In warm climates, such as USDA Zones 9 through 11, Boston fern can grow up to 7 feet tall outdoors. Most Boston fern, however, are grown indoors. To propogate a Boston fern (Nephrolepis exaltata 'Bostoniensis), divide the roots.
Most home gardeners do not propagate ferns through spores or seeds because it is a very challenging process. Instead, gardeners divide the healthy plants that they already have. The process of division includes cutting the fern's root ball and replanting the divided parts into new pots. Using clean tools, containers and fresh potting soil will keep your equipment sterile and your plants disease-free.
Prep Tools and Work Environment
Spread clean plastic sheeting over the work area. Spray or mist your cutting tool with rubbing alcohol and allow the tool to air dry before cutting into the plant.

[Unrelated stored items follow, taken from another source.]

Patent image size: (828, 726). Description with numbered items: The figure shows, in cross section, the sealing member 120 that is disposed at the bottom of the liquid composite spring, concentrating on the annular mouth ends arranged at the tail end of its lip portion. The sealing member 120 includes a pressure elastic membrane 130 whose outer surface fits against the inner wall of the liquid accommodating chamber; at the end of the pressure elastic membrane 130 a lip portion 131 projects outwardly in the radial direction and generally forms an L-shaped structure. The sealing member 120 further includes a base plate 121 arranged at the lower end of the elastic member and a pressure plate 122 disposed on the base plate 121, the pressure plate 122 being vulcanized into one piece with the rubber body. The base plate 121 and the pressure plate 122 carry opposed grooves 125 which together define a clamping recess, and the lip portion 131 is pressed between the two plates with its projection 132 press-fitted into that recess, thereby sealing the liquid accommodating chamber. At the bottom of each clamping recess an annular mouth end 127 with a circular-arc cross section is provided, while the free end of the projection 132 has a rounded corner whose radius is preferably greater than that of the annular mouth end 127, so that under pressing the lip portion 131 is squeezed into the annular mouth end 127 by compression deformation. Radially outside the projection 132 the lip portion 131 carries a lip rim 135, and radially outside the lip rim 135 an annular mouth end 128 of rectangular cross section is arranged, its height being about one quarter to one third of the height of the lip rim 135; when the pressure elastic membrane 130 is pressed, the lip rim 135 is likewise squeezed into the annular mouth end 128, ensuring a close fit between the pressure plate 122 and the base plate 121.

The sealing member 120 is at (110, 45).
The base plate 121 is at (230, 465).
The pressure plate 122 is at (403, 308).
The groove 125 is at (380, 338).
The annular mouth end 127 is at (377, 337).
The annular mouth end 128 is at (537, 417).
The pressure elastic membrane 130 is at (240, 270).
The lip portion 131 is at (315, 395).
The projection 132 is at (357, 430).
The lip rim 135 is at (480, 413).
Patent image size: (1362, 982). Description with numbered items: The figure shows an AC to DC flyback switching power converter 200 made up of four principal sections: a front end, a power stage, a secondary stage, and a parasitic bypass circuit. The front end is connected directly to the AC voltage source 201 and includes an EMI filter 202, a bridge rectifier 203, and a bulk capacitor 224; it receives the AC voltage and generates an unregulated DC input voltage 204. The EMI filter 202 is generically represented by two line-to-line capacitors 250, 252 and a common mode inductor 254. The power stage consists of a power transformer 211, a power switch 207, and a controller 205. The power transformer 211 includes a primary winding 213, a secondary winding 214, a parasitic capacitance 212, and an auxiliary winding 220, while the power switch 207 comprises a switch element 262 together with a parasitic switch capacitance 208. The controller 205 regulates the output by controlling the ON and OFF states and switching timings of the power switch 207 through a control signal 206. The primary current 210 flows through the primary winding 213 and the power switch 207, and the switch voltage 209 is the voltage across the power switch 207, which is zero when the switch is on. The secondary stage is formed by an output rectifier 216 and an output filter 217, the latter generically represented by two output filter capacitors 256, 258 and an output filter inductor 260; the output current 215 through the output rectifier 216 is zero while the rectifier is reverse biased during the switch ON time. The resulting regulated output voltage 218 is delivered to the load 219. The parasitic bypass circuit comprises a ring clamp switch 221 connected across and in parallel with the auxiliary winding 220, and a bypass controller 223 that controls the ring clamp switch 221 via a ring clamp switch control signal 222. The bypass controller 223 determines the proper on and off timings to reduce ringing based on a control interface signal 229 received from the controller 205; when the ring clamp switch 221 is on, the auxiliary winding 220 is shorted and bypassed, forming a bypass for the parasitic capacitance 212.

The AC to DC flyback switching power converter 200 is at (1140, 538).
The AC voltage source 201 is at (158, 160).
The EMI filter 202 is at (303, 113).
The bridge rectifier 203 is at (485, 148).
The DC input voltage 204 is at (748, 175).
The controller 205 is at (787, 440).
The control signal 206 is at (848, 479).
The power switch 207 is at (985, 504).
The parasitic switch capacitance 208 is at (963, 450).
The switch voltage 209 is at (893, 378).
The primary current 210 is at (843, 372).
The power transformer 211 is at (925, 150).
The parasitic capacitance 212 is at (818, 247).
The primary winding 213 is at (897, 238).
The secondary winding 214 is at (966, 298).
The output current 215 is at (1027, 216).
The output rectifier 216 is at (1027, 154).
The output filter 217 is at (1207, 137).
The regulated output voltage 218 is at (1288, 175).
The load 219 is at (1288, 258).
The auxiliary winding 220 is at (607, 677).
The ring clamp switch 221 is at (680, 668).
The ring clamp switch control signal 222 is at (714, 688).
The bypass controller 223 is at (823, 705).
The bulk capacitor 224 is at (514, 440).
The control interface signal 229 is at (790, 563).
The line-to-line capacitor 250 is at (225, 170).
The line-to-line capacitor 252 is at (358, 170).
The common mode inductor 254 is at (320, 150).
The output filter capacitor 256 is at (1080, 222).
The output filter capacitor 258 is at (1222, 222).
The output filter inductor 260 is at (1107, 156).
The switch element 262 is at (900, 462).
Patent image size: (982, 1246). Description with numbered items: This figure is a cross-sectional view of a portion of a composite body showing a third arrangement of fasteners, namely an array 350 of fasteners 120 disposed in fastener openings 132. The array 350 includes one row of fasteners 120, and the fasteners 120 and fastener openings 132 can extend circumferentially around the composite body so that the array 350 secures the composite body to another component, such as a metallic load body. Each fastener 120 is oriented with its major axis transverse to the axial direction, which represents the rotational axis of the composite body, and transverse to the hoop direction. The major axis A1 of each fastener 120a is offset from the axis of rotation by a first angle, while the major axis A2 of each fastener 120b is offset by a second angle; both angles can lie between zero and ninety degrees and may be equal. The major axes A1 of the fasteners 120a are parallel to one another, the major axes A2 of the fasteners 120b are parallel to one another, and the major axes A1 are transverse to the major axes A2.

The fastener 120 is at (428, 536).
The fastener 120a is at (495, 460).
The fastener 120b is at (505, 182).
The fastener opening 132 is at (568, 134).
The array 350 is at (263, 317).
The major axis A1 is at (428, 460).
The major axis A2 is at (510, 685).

Remove the plant from the pot
Turn the plant over in one hand. Tap the side and bottom of the container to loosen the soil. You can also run a clean knife along the inner edge of the container to loosen the root ball from the original container. Work the plant from the container with your hands, always taking care to handle the plant at its base and not pull at extended fronds.
Divide the root ball
Cut the root ball into quarters. Spread the roots out a bit prior to cutting. Make certain that each quarter section has a healthy and even number of leaves.
Pot the divided plants
Mist the roots of each plant with water before potting in clean, loose, porous potting soil. The soil should be evenly moist, or crumbly to the touch.
Check the soil daily to ensure it remains evenly moist. Mist the plant regularly for the first few weeks.
Healthy ferns need room to grow. It is recommended that you divide your fern "every few years in spring."